While this setting and these characters all seems very extreme sensationalist, Dunn infuses her novel with a gentle calm and overwhelming melancholy. The images are, of course, rococo and seem lifted very much from the theatrical traditions of Grand Guignol, but Dunn has more than shock on her mind. She seems to be exploring how a disconnect from the world — and a philosophy of isolation and self-exceptionalism — can lead to moral stagnation and outright sociopathy. It’s not their mutations that make the Binewskis behave like monsters. It’s a carefully constructed and carefully nurtured philosophy of triumph, “winner-ism,” and self-importance. It’s about a childhood of aggressive emotions and domination, and how, perhaps by being quiet and ignored, we can slip the surly bindings of familial oppression.
The action in GEEK LOVE is recalled from the present day, wherein Olympia has found a career as a well-regarded-but-not-famous voice-over artist. She is trying to connect with her estranged daughter — a young woman who doesn’t know Olympia is her mother, and who works at a strip club where she regularly shows off her small tail as a fetish object. We also see the fate of Olympia’s own mother, and how much damage her old life has done to her.
There is also an intriguing sub-plot set in the present which may reveal the true intent of the novel. A steely millionaire named Mary Lick has been pursuing Olympia’s young daughter to volunteer to have her tail severed. We eventually learn that Lick has a made it a practice of hiring models and pretty women to get disfiguring surgeries in order to escape their fate as sex objects, thereby realizing other talents they wouldn’t explore as “attractive” people. Lick’s own obsessions and pathologies will be explored. Needless to say, her intent may not be entirely healthy.
The way the novel equates extreme beauty with extreme disfigurement is telling.

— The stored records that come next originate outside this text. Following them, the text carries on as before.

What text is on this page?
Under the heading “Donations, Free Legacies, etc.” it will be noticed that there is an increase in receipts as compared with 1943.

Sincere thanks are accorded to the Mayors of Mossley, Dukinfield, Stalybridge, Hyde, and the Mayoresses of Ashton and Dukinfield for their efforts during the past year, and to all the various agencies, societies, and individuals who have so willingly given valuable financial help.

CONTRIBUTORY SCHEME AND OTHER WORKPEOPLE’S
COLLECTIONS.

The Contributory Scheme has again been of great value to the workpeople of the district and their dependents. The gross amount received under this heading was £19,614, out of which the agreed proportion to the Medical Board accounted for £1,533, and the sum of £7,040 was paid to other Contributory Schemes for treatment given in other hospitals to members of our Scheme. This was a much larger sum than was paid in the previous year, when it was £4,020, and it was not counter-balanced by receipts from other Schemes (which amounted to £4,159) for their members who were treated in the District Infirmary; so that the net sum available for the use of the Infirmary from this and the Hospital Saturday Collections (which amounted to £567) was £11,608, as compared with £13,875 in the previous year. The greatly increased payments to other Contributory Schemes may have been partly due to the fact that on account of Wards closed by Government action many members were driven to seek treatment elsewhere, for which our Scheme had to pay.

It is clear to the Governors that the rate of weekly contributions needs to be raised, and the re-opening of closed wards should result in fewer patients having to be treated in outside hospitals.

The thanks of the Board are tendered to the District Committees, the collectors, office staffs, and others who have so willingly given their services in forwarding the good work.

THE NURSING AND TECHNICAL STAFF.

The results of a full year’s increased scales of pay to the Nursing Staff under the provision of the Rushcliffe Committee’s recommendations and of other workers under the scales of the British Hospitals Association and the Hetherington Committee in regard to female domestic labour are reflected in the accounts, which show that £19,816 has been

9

Although only nominally explored, GEEK LOVE is very much about the politics of attractiveness, and how extreme bodies can be considered grotesque on both ends of the spectrum. This politic, however, is wrapped in a dark, stylized saga of abuse and corruption as potent as, well, any tale of domestic violence.
GEEK LOVE may be one of those rare novels that will forever remain unfilmable. For one, its subject matter is tetchy and difficult, and modern filmgoers would not necessarily be able to easily jibe with the CGI freaks that would be required to make this into a feature film. At best, one might picture a staggeringly great NC-17-rated cult movie achieved through stop-motion animation. While I would be first in line for such a thing, I imagine a mainstream audience would perhaps stay away.
Luckily, the book is readily available, and has even been nominally popular. It’s been deeply loved by those who have encountered it, and it has even been adapted for the stage. Dunn, meanwhile, had gone onto two other books, including a book of crime photography (which is not for the faint of heart), and an extended essay on boxing, a sport she wrote about frequently. She was also a radio personality unto herself, and has been open in interviews about her past on the road. Dunn died of lung cancer in 2016.
The brave should certainly check out GEEK LOVE. It’s an unusual animal to be sure, and will certainly please the sensibilities of those who like to dabble in the fringe. It’s rich, morally complex, and features brave and unique images. It’s one of the best novels you may encounter on freak shows.